Yeah, I get clautrophobic just thinking about her situation – not the convent, I mean the short leash. Which may or may not have been in the background of that closing image about reining her vision in…

Laura – Thanks. I guess I broke it into stanzas because the original had indents at those places, as if they were paragraphs. And in some way it seemed to make up for the fact that my lines didn’t rhyme. :)

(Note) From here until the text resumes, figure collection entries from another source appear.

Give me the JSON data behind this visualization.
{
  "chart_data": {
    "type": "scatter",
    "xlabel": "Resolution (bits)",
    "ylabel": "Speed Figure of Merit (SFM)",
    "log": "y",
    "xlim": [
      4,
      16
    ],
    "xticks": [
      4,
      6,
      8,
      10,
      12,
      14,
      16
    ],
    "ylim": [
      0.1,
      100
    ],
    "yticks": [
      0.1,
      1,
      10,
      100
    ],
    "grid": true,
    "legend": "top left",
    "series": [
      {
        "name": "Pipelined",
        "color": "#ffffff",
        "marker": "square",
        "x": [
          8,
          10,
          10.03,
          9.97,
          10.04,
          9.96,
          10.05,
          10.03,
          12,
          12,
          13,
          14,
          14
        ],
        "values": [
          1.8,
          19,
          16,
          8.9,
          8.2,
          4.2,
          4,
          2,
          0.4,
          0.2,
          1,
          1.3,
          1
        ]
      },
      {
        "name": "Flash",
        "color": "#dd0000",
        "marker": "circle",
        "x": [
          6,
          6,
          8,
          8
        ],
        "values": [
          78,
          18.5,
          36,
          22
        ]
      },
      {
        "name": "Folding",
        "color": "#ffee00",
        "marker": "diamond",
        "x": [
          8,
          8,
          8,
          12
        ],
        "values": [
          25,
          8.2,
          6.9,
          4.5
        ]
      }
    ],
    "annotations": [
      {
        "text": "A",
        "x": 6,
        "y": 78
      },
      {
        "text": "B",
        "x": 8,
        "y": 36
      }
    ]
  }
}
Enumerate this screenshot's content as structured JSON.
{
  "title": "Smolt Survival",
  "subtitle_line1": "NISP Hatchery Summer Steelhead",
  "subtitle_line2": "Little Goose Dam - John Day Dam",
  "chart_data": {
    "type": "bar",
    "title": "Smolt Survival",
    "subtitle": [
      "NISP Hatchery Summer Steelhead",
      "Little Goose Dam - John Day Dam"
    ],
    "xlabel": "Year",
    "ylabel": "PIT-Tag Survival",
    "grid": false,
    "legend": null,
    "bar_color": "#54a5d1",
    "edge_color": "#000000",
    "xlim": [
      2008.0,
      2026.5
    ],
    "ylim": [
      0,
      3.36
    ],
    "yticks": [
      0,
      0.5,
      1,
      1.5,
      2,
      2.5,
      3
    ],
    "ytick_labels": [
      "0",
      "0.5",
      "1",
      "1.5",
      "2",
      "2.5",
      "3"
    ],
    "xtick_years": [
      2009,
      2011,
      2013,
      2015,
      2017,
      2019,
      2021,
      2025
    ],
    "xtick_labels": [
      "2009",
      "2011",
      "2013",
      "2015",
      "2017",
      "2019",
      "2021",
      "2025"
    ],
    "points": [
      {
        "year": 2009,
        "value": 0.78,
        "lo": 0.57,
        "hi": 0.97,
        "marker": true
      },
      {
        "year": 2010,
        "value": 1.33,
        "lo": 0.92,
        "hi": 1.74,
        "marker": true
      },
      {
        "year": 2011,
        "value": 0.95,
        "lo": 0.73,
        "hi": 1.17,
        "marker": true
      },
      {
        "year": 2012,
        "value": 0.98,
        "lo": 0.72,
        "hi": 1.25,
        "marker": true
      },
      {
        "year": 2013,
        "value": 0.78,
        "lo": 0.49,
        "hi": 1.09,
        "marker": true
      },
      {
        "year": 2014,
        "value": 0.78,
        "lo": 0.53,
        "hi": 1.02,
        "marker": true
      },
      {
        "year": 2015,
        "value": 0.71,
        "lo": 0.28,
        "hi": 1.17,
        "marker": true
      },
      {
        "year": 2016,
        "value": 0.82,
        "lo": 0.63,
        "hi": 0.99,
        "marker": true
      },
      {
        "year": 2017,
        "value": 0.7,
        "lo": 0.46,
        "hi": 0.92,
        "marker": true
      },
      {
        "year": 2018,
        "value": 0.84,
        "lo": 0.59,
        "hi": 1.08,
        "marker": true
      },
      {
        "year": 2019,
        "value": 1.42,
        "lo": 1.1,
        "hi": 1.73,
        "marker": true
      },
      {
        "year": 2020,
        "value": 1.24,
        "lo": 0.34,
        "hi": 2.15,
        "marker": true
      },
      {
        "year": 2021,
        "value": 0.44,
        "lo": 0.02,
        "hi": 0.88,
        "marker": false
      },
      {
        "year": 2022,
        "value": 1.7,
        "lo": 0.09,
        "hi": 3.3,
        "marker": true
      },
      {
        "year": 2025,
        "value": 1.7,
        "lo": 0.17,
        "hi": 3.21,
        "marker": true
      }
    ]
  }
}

I wouldn’t necessarily agree that one has to be a poet to be a good translator of poetry. I can think of a few great translators, like Arthur Waley or Edward Snow (Rilke) who were/are not serious poets themselves. And I can think of PLENTY of poets who are not able to set their egos aside sufficiently to be good translators.

O.K., here’s Trueblood:

Green allurement of our human life,
mad Hope, wild frenzy gold-encrusted,
sleep of the waking full of twists and turns
for neither dreams nor treasures to be trusted;
soul of the world, new burgeoning of the old,
fantasy of blighted greenery,
day awaited by the happy few,
morrow which the hapless long to see:
let those pursue your shadow’s beckoning
who put green lenses in their spectacles
and see the world in colors that appeal.
Myslef, I’ll act more wisely toward the world:
I’ll place my eyes right at my fingertips
and only see what my two hands can feel.